“Santi e madonne”
Sboccava sangue di Giuda dalla caraffa di Mustafà Citammuert, corrente che portava via i correntisti contenti di non essere arrivisti, eppure traguardi in vista non ne avevano in pista e correvano discorrendo così:
– Chi lo sa se è proprio sesamo o papavero chiodato di mucca indorata sacra?
– Quantunquamente sia, che ci si riprenda dal parapiglia generale dopo l’amara spigolatura avuta lì per lì.
– Oramai siam passati sur le Pont d’Avignon!
– … e, eh, bevendo Dom Pérignon!
– Oh, suvvia, è sicuro che non ci sarà nessun Armageddon.
Baaahh!
Frizionava il verme man mano che la manna scendeva di tono. Semiminima china, la si smembrava nel campo delle fragranze olfattive: scarse le finanze, alte le frequenze, collettivo il bisogno affettivo dei colletti bianchi stirati a vapore.
Ah, Sensei, se il sei fosse nove, le Biancaneve risorgerebbero dalle collette di zucchero, pur sempre buono per quel poco di buono del ciambellano e buon pure per il ciauscolo d’Ascoli col caffettano; chi si affretterebbe ad affettare la torta al caffè, che assapora di tè, con quel gusto angusto delle 17:00 h. pregresse incuneatesi nella carne in guisa di spine di corona sanguinolenta durante la Messa violenta a bagnomaria nella tuta spaziale?

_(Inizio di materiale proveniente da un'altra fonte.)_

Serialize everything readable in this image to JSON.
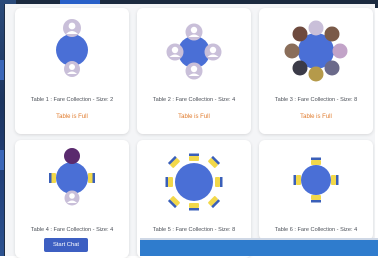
{
  "tables": [
    {
      "caption": "Table 1 : Fare Collection - Size: 2",
      "status": "Table is Full"
    },
    {
      "caption": "Table 2 : Fare Collection - Size: 4",
      "status": "Table is Full"
    },
    {
      "caption": "Table 3 : Fare Collection - Size: 8",
      "status": "Table is Full"
    },
    {
      "caption": "Table 4 : Fare Collection - Size: 4",
      "status": ""
    },
    {
      "caption": "Table 5 : Fare Collection - Size: 8",
      "status": ""
    },
    {
      "caption": "Table 6 : Fare Collection - Size: 4",
      "status": ""
    }
  ],
  "actions": {
    "start_chat_label": "Start Chat"
  },
  "colors": {
    "table": "#4a6fd6",
    "status": "#e07a2b",
    "seat": "#f2d84a",
    "seat_back": "#3a5fb8",
    "avatar": "#c9bfd9",
    "button": "#3d5fc2"
  }
}
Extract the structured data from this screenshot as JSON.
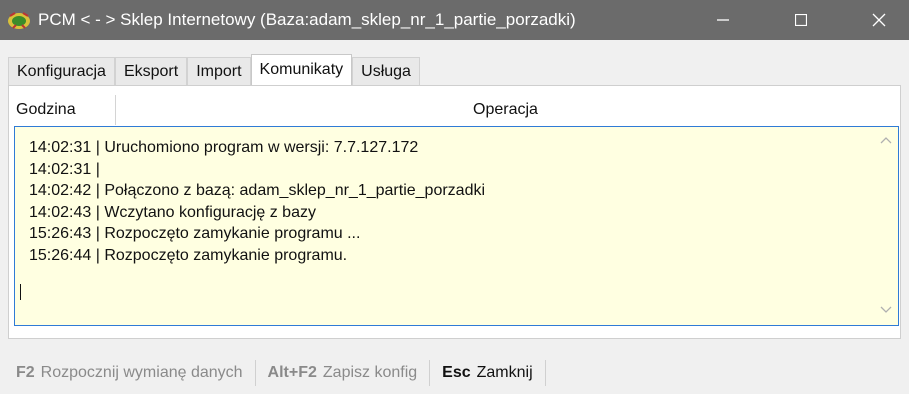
{
  "window": {
    "title": "PCM  < - > Sklep Internetowy (Baza:adam_sklep_nr_1_partie_porzadki)"
  },
  "tabs": [
    {
      "label": "Konfiguracja"
    },
    {
      "label": "Eksport"
    },
    {
      "label": "Import"
    },
    {
      "label": "Komunikaty",
      "active": true
    },
    {
      "label": "Usługa"
    }
  ],
  "table": {
    "columns": [
      "Godzina",
      "Operacja"
    ],
    "log_lines": [
      "14:02:31 | Uruchomiono program w wersji: 7.7.127.172",
      "14:02:31 |",
      "14:02:42 | Połączono z bazą: adam_sklep_nr_1_partie_porzadki",
      "14:02:43 | Wczytano konfigurację z bazy",
      "15:26:43 | Rozpoczęto zamykanie programu ...",
      "15:26:44 | Rozpoczęto zamykanie programu."
    ]
  },
  "statusbar": [
    {
      "key": "F2",
      "label": "Rozpocznij wymianę danych",
      "enabled": false
    },
    {
      "key": "Alt+F2",
      "label": "Zapisz konfig",
      "enabled": false
    },
    {
      "key": "Esc",
      "label": "Zamknij",
      "enabled": true
    }
  ],
  "colors": {
    "titlebar": "#6b6b6b",
    "log_background": "#ffffe1",
    "focus_border": "#2f7bd6"
  },
  "icons": [
    "app-logo-icon",
    "minimize-icon",
    "maximize-icon",
    "close-icon",
    "chevron-up-icon",
    "chevron-down-icon"
  ]
}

Giust’appunto che il nemico ginnico astrale, stanziale, finanche coassiale, celebrava bonariamente a menadito la tavola imbandita col gomito del tennista ingessato, in seguito bendato il gesuita, mentre l’olio d’oliva del lumicino santo si incendiava salmodiando calmo, sereno: emetteva bagliore rosso-verdino, proprio di mondi saturnini, giustificando lo scippo in technicolor quale estrema ratio.
Oh, lo so bene, lo-so-bene, e ciò usava bene per il ragionere che ticchettava e ticchettava e ticchettava, a raffica, come una sveglia analogica: “GOOD MORNING SISTER VIET-NAM!”, urlava dgtnd scheletrico lo schietto americano al popolo sovrano, tanto ci rimetteva soporifero il mulattiere che allo stalliere rendeva alta la
stella tempestata dalla felice alma di Varenne, proprio il centauro cosmico della Venere d’Urbino.
2 risposte
Bob-Accio si bea di vergare frasi ermetiche e surreali come un quattordicenne fantasioso.
E questo va a suo merito.
Come un ragazzo sa osare espellere il suo caotico, cacofonico, groviglio erotico-emozionale.

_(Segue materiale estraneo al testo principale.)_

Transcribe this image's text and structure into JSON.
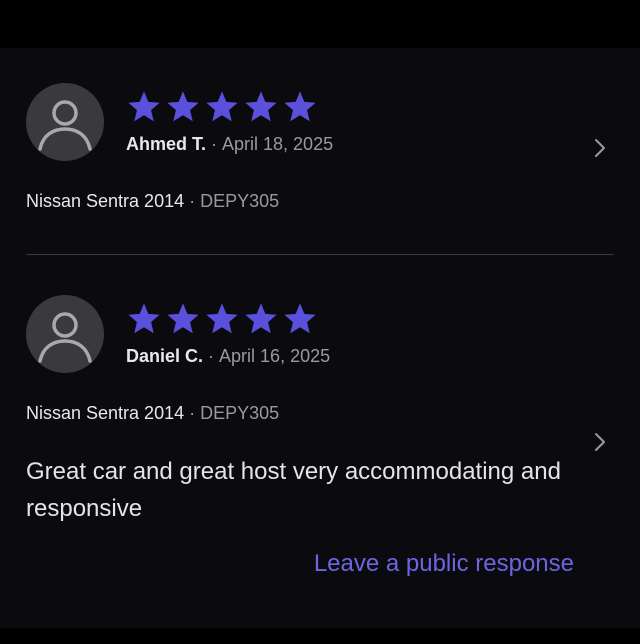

Sa osare spiattellare il suo immenso e ignoto inconscio.
E come un ragazzo teme di scoprire agli altri cio’ che di se’ e’ sconosciuto anche a lui.
Ma vuole essere notato, vuole essere indagato: ” io sono qua, dietro a questa maschera di parole, oltre I nonsensi c’e’ il mistero della mia esistenza.
Perche’ anche io so affrontare il mio meraviglioso ignoto ”
Cosa e’ lo Zen se non il gioco mistico-criptico-adolescenziale-giocoso del giocare a mosca cieca con pallide micro-interpretazioni del misterioso caos della vita.
Ed usa gli strumenti che in qualche modo solletichino la curiosita’ per tutto cio’ che e’ nascosto e segreto.
Vuole eccitare la fantasia musicale con fraseggi di imberbe poetica :
” … i correntisti,
contenti di non essere
arrivisti,
eppure traguardi in vista
non ne avevano in pista…”
Arte moderna e astratta che non vuole piu’ la pseudo verita’ dei dettami grammaticali e sintattici.
” La vita e’ mistero, e incodificabile”, sembra volerci dire Bob-Accio, ” e io voglio viverla, esprimerla e cantarla per come io la sento dentro di me. Agli altri il gioco di comprendermi e… forse… un poco giocare come me !”
Complimenti Bob-Accio, non smettere mai di essere un ragazzo.
– Finalmente oltre il limite.
Non piu’ legami ne dipendenza.
Come e’ calmo l’ oceano,
Che sovrasta il Nulla.
– Poesia Zen –
” Vendi il tuo ingegno
E acquista lo Stupore ! “
– Ialil-dim Rumi-
Grazie Epi x la attenta ‘critica’, mi fa contento la tua visione, certo non mancando un bel pizzicotto di dadaismo. Ciao.